US 12,013,838 B2
System and method for automated data integration
Raj Nigam, Haryana (IN); and Manas Sehra, Noida (IN)
Assigned to Fractal Analytics Private Limited, Oberoi Garden (IN)
Filed by Fractal Analytics Private Limited, Oberoi Garden (IN)
Filed on Aug. 12, 2022, as Appl. No. 17/887,097.
Claims priority of application No. 202221037830 (IN), filed on Jun. 30, 2022.
Prior Publication US 2024/0004863 A1, Jan. 4, 2024
Int. Cl. G06F 16/23 (2019.01); G06F 16/25 (2019.01); G06Q 10/0631 (2023.01)

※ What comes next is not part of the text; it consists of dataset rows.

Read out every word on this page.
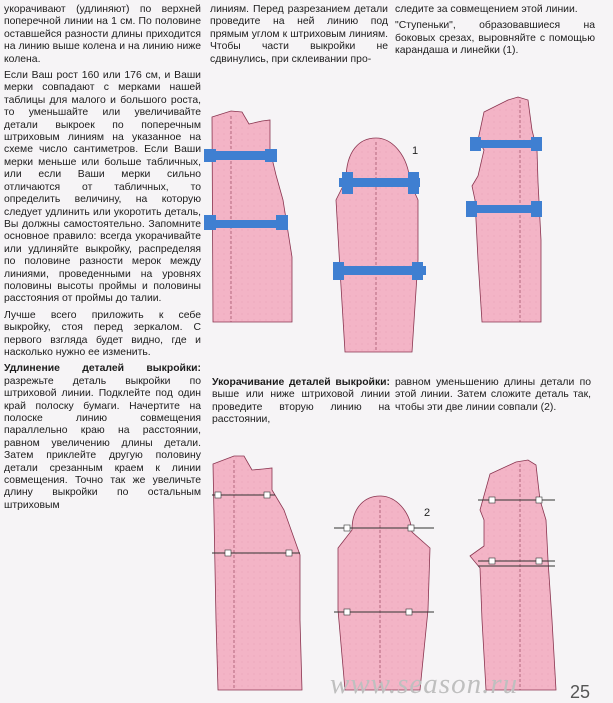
укорачивают (удлиняют) по верхней поперечной линии на 1 см. По половине оставшейся разности длины приходится на линию выше колена и на линию ниже колена.

Если Ваш рост 160 или 176 см, и Ваши мерки совпадают с мерками нашей таблицы для малого и большого роста, то уменьшайте или увеличивайте детали выкроек по поперечным штриховым линиям на указанное на схеме число сантиметров. Если Ваши мерки меньше или больше табличных, или если Ваши мерки сильно отличаются от табличных, то определить величину, на которую следует удлинить или укоротить деталь, Вы должны самостоятельно. Запомните основное правило: всегда укорачивайте или удлиняйте выкройку, распределяя по половине разности мерок между линиями, проведенными на уровнях половины высоты проймы и половины расстояния от проймы до талии.

Лучше всего приложить к себе выкройку, стоя перед зеркалом. С первого взгляда будет видно, где и насколько нужно ее изменить.

Удлинение деталей выкройки: разрежьте деталь выкройки по штриховой линии. Подклейте под один край полоску бумаги. Начертите на полоске линию совмещения параллельно краю на расстоянии, равном увеличению длины детали. Затем приклейте другую половину детали срезанным краем к линии совмещения. Точно так же увеличьте длину выкройки по остальным штриховым

линиям. Перед разрезанием детали проведите на ней линию под прямым углом к штриховым линиям. Чтобы части выкройки не сдвинулись, при склеивании про-

следите за совмещением этой линии.

"Ступеньки", образовавшиеся на боковых срезах, выровняйте с помощью карандаша и линейки (1).

Укорачивание деталей выкройки: выше или ниже штриховой линии проведите вторую линию на расстоянии,

равном уменьшению длины детали по этой линии. Затем сложите деталь так, чтобы эти две линии совпали (2).

1
2
www.season.ru	25
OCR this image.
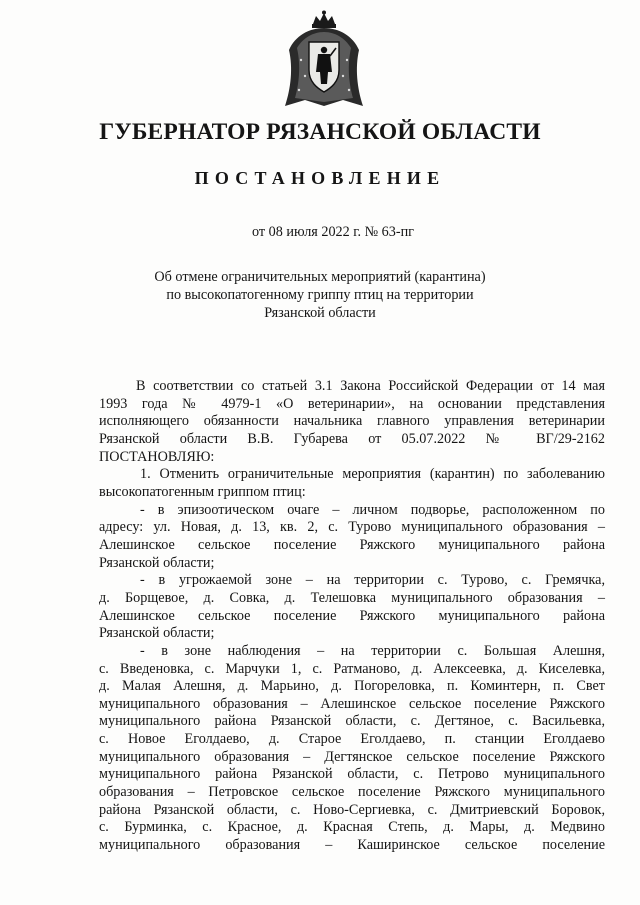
ГУБЕРНАТОР РЯЗАНСКОЙ ОБЛАСТИ
ПОСТАНОВЛЕНИЕ
от 08 июля 2022 г. № 63-пг
Об отмене ограничительных мероприятий (карантина)
по высокопатогенному гриппу птиц на территории
Рязанской области
В соответствии со статьей 3.1 Закона Российской Федерации от 14 мая
1993 года № 4979-1 «О ветеринарии», на основании представления
исполняющего обязанности начальника главного управления ветеринарии
Рязанской области В.В. Губарева от 05.07.2022 № ВГ/29-2162
ПОСТАНОВЛЯЮ:
1. Отменить ограничительные мероприятия (карантин) по заболеванию
высокопатогенным гриппом птиц:
- в эпизоотическом очаге – личном подворье, расположенном по
адресу: ул. Новая, д. 13, кв. 2, с. Турово муниципального образования –
Алешинское сельское поселение Ряжского муниципального района
Рязанской области;
- в угрожаемой зоне – на территории с. Турово, с. Гремячка,
д. Борщевое, д. Совка, д. Телешовка муниципального образования –
Алешинское сельское поселение Ряжского муниципального района
Рязанской области;
- в зоне наблюдения – на территории с. Большая Алешня,
с. Введеновка, с. Марчуки 1, с. Ратманово, д. Алексеевка, д. Киселевка,
д. Малая Алешня, д. Марьино, д. Погореловка, п. Коминтерн, п. Свет
муниципального образования – Алешинское сельское поселение Ряжского
муниципального района Рязанской области, с. Дегтяное, с. Васильевка,
с. Новое Еголдаево, д. Старое Еголдаево, п. станции Еголдаево
муниципального образования – Дегтянское сельское поселение Ряжского
муниципального района Рязанской области, с. Петрово муниципального
образования – Петровское сельское поселение Ряжского муниципального
района Рязанской области, с. Ново-Сергиевка, с. Дмитриевский Боровок,
с. Бурминка, с. Красное, д. Красная Степь, д. Мары, д. Медвино
муниципального образования – Каширинское сельское поселение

CPC G06F 16/2365 (2019.01) [G06F 16/254 (2019.01); G06Q 10/0631 (2013.01)] 8 Claims
OG exemplary drawing
 
1. A platform for automated data integration implemented on one or more hardware computer processors and one or more storage devices, the platform comprising:
one or more input databases, wherein the one or more input databases are configured to upload data from a plurality of external data sources, the external data sources including real-time systems, near-real-time systems, and batch-oriented applications, wherein the external data sources have different formats;
a data integration system, wherein the data integration system comprises a microservices-based web application server comprising a harmonization component, a master enrichment management component to ensure data quality, and a validation component, a data processing cluster that accesses large-scale data to extract information for supporting and providing business decisions, a metadata store and a message broker; and
an output database configured to store integrated data for business intelligence analysis;
wherein the data integration system is configured to execute code that causes the system to:
receive an inbound message by the message broker;
transmit data from the one or more input databases;
pre-process data, wherein the pre-processing step comprises one or more of removing empty records, removing duplicate records, removing erroneous records, and filling missing records based on an average of historical data, wherein natural language processing (NLP) is applied to process unstructured data for noise removal and text normalization;
extract features from the pre-processed data by enabling a pattern recognition algorithm following a metadata-based mapping logic over the plurality of data types, wherein the metadata store is configured to store data type or feature definitions that are used to access data within the one or more of the input databases;
transform the plurality of data formats to a standardized data format that is selected by a user, wherein the standardized data format is compatible for combining and/or analysis;
enrich the pre-processed data by enabling supervised learning to determine a decision boundary to separate different classes of the data;
align the pre-processed data by enabling supervised learning to unify or de-duplicate records that have similar naming convention for a given feature and standardize text;
enhance accuracy through a user feedback loop by learning from previous prediction and reducing errors in subsequent interactions;
generate master data of a plurality of business entities; and
publish the transformed data to the output database.